Written by N. James Brago; Photo Courtesy of Neon Tommy
Individual states play a significant role in testing the success of economic and political ideologies. States are sometimes referred to as the laboratories of democracy. This gives governors an important role in how the rest of the country approaches economic obstacles. The successful policies in states act as templates for other governors or the federal government. The failed policies in states should serve as examples for what not to do.
The prime example of success is California’s economy under governor Jerry Brown. When Brown took office in 2011 for his fourth overall term, California’s economy was growing at a mere 1.4 percent. Fast forward to 2015 and that percentage rate grew to 3.8 percent. Brown also took office when household median income was at its lowest point in ten years at $60,374. The household median income grew to to $64,500 in 2015.
Not only is California’s economy growing, but the new wealth generated from this growth is being shared more equally amongst Californians.
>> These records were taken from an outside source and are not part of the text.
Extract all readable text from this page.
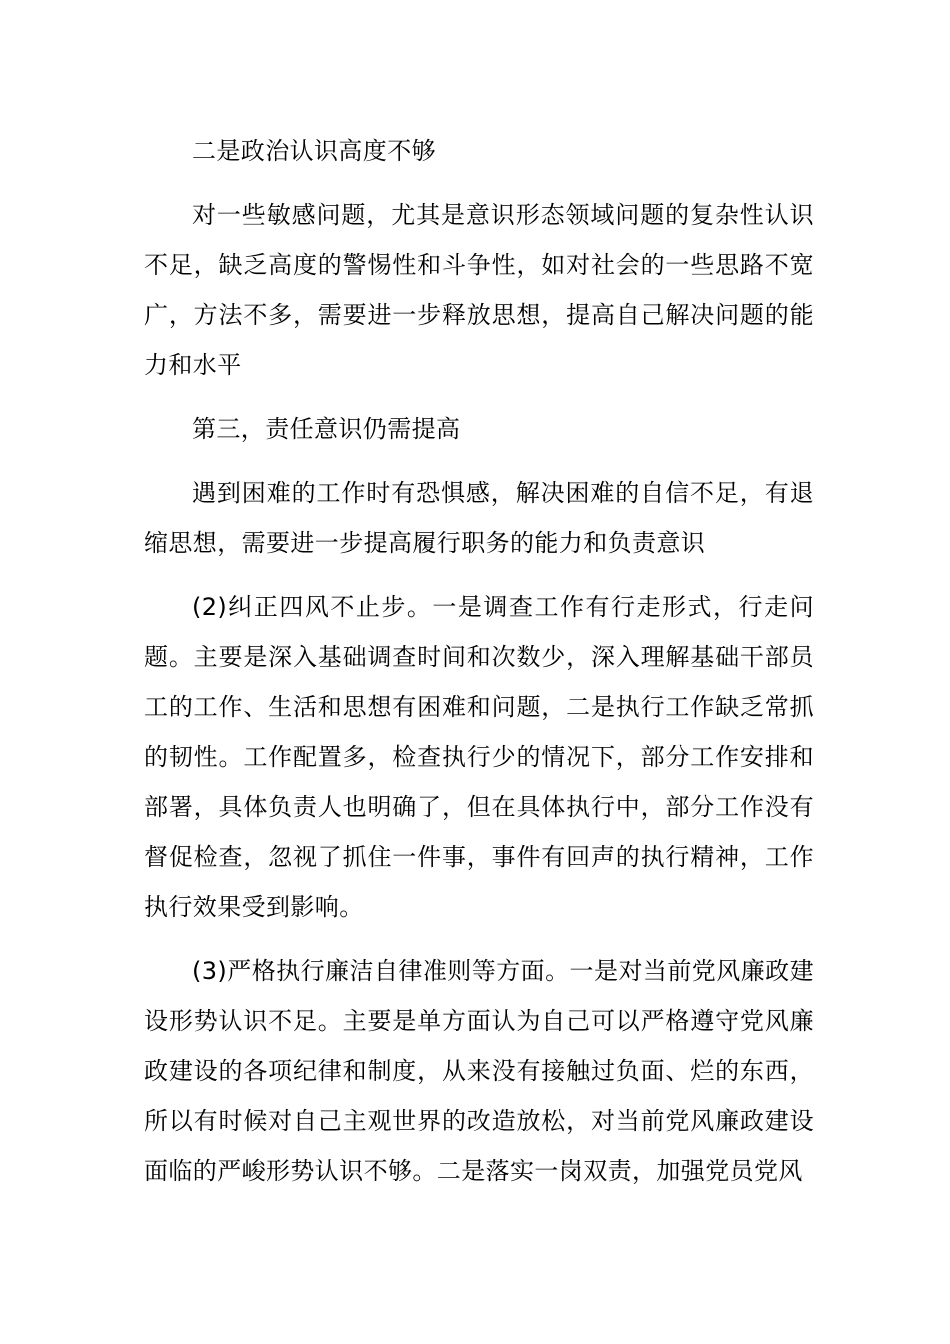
二是政治认识高度不够

对一些敏感问题，尤其是意识形态领域问题的复杂性认识不足，缺乏高度的警惕性和斗争性，如对社会的一些思路不宽广，方法不多，需要进一步释放思想，提高自己解决问题的能力和水平

第三，责任意识仍需提高

遇到困难的工作时有恐惧感，解决困难的自信不足，有退缩思想，需要进一步提高履行职务的能力和负责意识

(2)纠正四风不止步。一是调查工作有行走形式，行走问题。主要是深入基础调查时间和次数少，深入理解基础干部员工的工作、生活和思想有困难和问题，二是执行工作缺乏常抓的韧性。工作配置多，检查执行少的情况下，部分工作安排和部署，具体负责人也明确了，但在具体执行中，部分工作没有督促检查，忽视了抓住一件事，事件有回声的执行精神，工作执行效果受到影响。

(3)严格执行廉洁自律准则等方面。一是对当前党风廉政建设形势认识不足。主要是单方面认为自己可以严格遵守党风廉政建设的各项纪律和制度，从来没有接触过负面、烂的东西，所以有时候对自己主观世界的改造放松，对当前党风廉政建设面临的严峻形势认识不够。二是落实一岗双责，加强党员党风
California’s job numbers and unemployment rate decline also entail healthy economic growth in 2015. Within a year California gained 450,200 jobs between April 2014 and April 2015. During which time California’s unemployment rate dropped from 6.5 percent to 5.3 percent.
After balancing the budget through budget cuts, Brown turned his attention to increasing revenue to pay for more government spending. Brown pushed for Proposition 30 which was a ballot initiative to increase taxes on the wealthy with a modest increase in the sales tax.
To reverse budget cuts, Brown started off by accepting Medicaid expansion under Obamacare that covers about 1.4 million low income Californians. The California insurance exchange also has allowed 5 million more Californians access to health insurance. Brown’s education policy has restored school district funding to pre-recession levels and increases per-pupil spending in disadvantaged areas.
Brown has also utilized the California Infrastructure and Economic Development Bank (IBANK) to create jobs. This bank finances public infrastructure projects and private development infrastructure.
IBANK gives out loans to small businesses to create more jobs and stabilize the economy. This includes $32 billion dollars in economic development and infrastructure. Investments into jobs, education, and healthcare have fostered a healthy long term economy for the state of California.
New Jersey’s economy:
Now our home state of New Jersey has come across tough economic times recently. New Jersey household income, between 2014 and 2015, increased from $71,994 to $72,222. That is a measly 0.3 percent. Meanwhile, the median household income increased 5.2 percent nationwide. Household income growth for New Jersey has stagnated over the past six years.
New Jersey is a state with a lot of economic diversity. Tourism on the coasts, research and development on college campuses, agriculture production, and seemingly endless suburban neighborhoods with small business.
However, under Governor Chris Christie, the investments pale in comparison to Jerry Brown’s California. In 2010, Christie cut education spending by $1 billion dollars. Additionally, Christie is on track to hand out $2.3 billion dollars in tax benefits for businesses. This is more than the $1.2 billion given out in the previous decade before Christie was in office.
To be fair, the effectiveness of these tax benefits to businesses may be playing a factor in New Jersey’s unemployment rate. In December 2016, the New Jersey unemployment rate stood at 4.7 percent. This is similar to the overall United States unemployment rate, which has been decreasing since former President Barack Obama signed the American Recovery and Reinvestment Act of 2009.
At what cost are these very big tax benefits to companies? Median household income has not seen its fair share of increase, and the New Jersey unemployment rate has not returned to pre-recession levels. In New Jersey, job numbers are still struggling to close the gap to pre-recession levels.
The job market of New Jersey still had not recovered all the jobs lost in the recession by 2015. Coming into 2015, New Jersey recovered only 62 percent of jobs lost in the recession, while the United States had recovered 132 percent of jobs lost.
What can be made from all these numbers? It’s easy to say that California is doing a lot better than New Jersey. Although the respective economies and populations of New Jersey and California differ, the philosophies used by Governor Jerry Brown can be applied to any state. Those philosophies revolve around using state money to promote public services and fostering a healthy economic environment for businesses and workers.